-
antranigv
-
ajk203
Hi, all. Does anyone know where in the source I can look for the NFS client? I'm specifically looking for where it sets up its TCP socket. I'm looking for how the client sets its TCP keepalives. Can anyone point me in the right direction? Many thanks.
-
gitomat
[illumos-gate] 16035 ::msgbuf help missing whitespace -- Jason King <jason.brian.king⊙gc>
-
rmustacc
A bunch of nfs is in uts/common/fs/nfs and then cmd/fs.d/nfs which has a bit for the libraries, and related. I've not looked at that off hand so I can't speak to where the bit you're looking for is.
-
danmcd
For NFS service it's rather complex thanks to very old design decisions.
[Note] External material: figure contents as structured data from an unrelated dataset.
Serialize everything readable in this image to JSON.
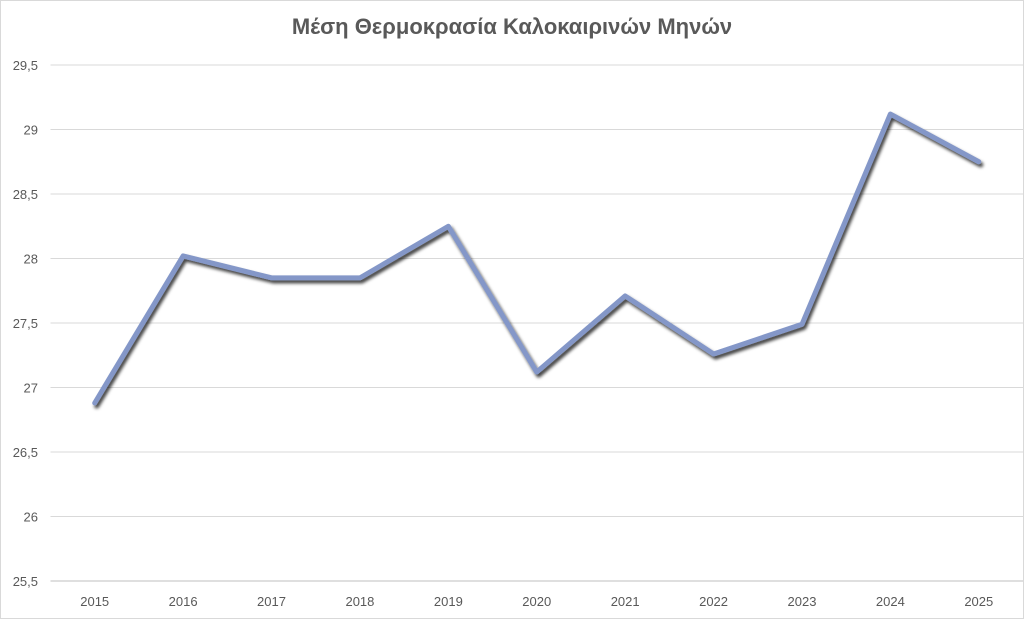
{
  "chart_data": {
    "type": "line",
    "title": "Μέση Θερμοκρασία Καλοκαιρινών Μηνών",
    "xlabel": "",
    "ylabel": "",
    "categories": [
      "2015",
      "2016",
      "2017",
      "2018",
      "2019",
      "2020",
      "2021",
      "2022",
      "2023",
      "2024",
      "2025"
    ],
    "values": [
      26.88,
      28.02,
      27.85,
      27.85,
      28.25,
      27.12,
      27.71,
      27.26,
      27.49,
      29.12,
      28.75
    ],
    "ylim": [
      25.5,
      29.5
    ],
    "yticks": [
      "25,5",
      "26",
      "26,5",
      "27",
      "27,5",
      "28",
      "28,5",
      "29",
      "29,5"
    ],
    "grid": true,
    "legend": "none",
    "line_color": "#8497c8"
  }
}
NFS server starts in kernel using <ick> TLI/XTI endpoints. $UTS/comnon/fs/nfs/nfs_server.c has this:
-
danmcd
/* Create a transport handle. */
-
danmcd
error = svc_tli_kcreate(fp, readsize, buf, &addrmask, &xprt,
-
danmcd
sctp, NULL, NFS_SVCPOOL_ID, TRUE);
-
danmcd
which deep down should open a TLI endpoint and bind port 2049 to it.
-
sommerfeld
danmcd: question was about the client side. ajk203: look for the "clnt" equivalents of the "svc" things Dan mentioned. start looking around usr/src/uts/common/rpc/clnt_*.c
-
sommerfeld
connmgr_connect() in clnt_cots.c looks relevant..
-
jbk
so who wants to update the nfs code to use ksocket? :)
-
jbk
(as I take a step or two back)
-
sommerfeld
"not poo" ?
-
sommerfeld
:-)
-
sommerfeld
(unfortunate subject line truncation, no doubt)
-
sommerfeld
jbk: my understanding is that the issue for #16163 isn't the in-flight I/O's but rather a large worklist of block pointers read from metadata blocks.
-
sommerfeld
(the sorted scrub idea is that you scan metadata blocks and accumulate a sorted list of block pointers, and then process them in LBA-ish order to sequentialize scrub I/O)
-
sommerfeld
but I've got to run now..
-
jbk
oh heh.. when I copied it, it left off the l
-
jbk
as i see it highlighted in the window
-
jbk
do you know from the dumps if the memory is that and not zio_ts?
-
jbk
we've seen the scrub prefetcher basically goes full throttle as it goes through the metadata
-
jbk
so it can generate these absolutely massive bursts of largely prefetch I/Os
-
jbk
it didn't help that the specific model drives from the vendor (whom shall remain nameless) seemed to come down with random bouts of what I dubbed 'tortoise nervosa'
-
jbk
but with no actual errors
-
jbk
in any log pages or anything
-
jbk
just get slow for a bit, then fine
-
jbk
(they also had the fun side effect that right as it would get near finishing resilvering the pool, another disk would fail, triggering more resilvering)
-
jbk
that would exaggerate the bias in how the zios were distributed
-
jbk
there is an openzfs change that will switch the zio scheduler into LIFO mode if the queue depth gets too large (or too old), but that seemed more extensive
-
ajk203
@danmcd. thanks. @sommerfeld thanks I'll take a look at the clnt code. many thanks.
-
sommerfeld
jbk: sorry, was off running errands.
-
sommerfeld
see the "Grand Theory Statement" in dsl_scan.c; BP's found in metadata get recorded as a scan_io_t which is " the minimum information needed to reconstruct a
-
sommerfeld
* zio for sequential scanning."
-
jbk
yeah, i was just wondering if those dumps where the actual space being used was -- in the issue we had, we'd routinely see > 100gb of zio_ts queued in the pool, and pretty much all of it was was prefetching
-
jbk
we only saw it with one customer (but it was a $@#$@#$ to root cause for various reasons) and it seems like something that needs a large pool and lots of ram
-
jbk
and probably helped by disk performance dropping for unexplained reasons for stretches at a time during the resilver
-
jbk
i've mentioned it before, but we've seen the same conceptual problem with other bits in zfs (basically generating load w/o any backpressure or throttle and hoping the system can handle it)
-
jbk
e.g. zfs diff
-
sommerfeld
jbk: I didn't look into where the memory was going in those dumps.
-
sommerfeld
taking a look now
-
sommerfeld
~900MB in the sio_cache_* caches which is where the sorted block pointers go (this is a 24G machine).